Oui. Il faut aider le jeune à se reconstruire dans la vraie croyance de l’islam, avec une lecture historique du Coran et une distance critique. Il faut lui montrer que Daech a tort en disant que l’Occident ne supporte pas l’islam et qu’il y a un complot contre les musulmans. Quand les parents achètent à leur enfant un Coran et un tapis de prière, cela contredit Daech et permet au jeune de comprendre que les rabatteurs mentent. Toutefois, des jeunes déradicalisés peuvent redevenir catholiques ou athées, tandis que d’autres restent musulmans et (re)découvrent l’islam.
Faut-il proposer au jeune une autre façon de s’engager, qui corresponde à l’idéal qui l’a mené vers Daech ?

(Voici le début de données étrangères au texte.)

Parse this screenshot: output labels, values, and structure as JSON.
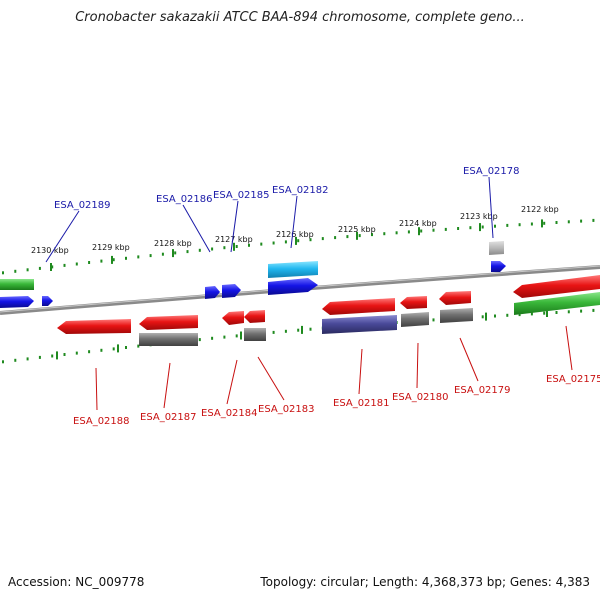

Oui. Pendant le processus de déradicalisation, le jeune reconnaît que son motif d’engagement était légitime (vouloir un monde plus juste), mais qu’il s’est trompé d’engagement. Une fois qu’il est sorti des griffes de Daech, il est nécessaire de l’aider à trouver un nouvel engagement. Des jeunes peuvent ainsi aller dans des camps humanitaires, se réinscrire à l’université pour faire de longues études, ou encore devenir médecin.
Que conseilleriez-vous à des parents ou des proches confrontés à un jeune en train de se radicaliser ?
Ils ne doivent ni rester seuls ni avoir honte ou culpabiliser. Ce n’est pas de leur faute, et n’importe quel jeune, issu de n’importe quel milieu et famille, peut être hameçonné par Daech. Il faut qu’ils contactent des spécialistes et appellent le numéro vert (0 800 00 56 96). Si leur enfant est mineur, ils doivent faire établir une interdiction de sortir du territoire le plus vite possible, car une fois que les jeunes partent, ils ne reviennent pas.
Ma meilleure amie s’est fait embrigader, Dounia Bouzar, Editions De La Martinière, avril 2016, 12,90 €.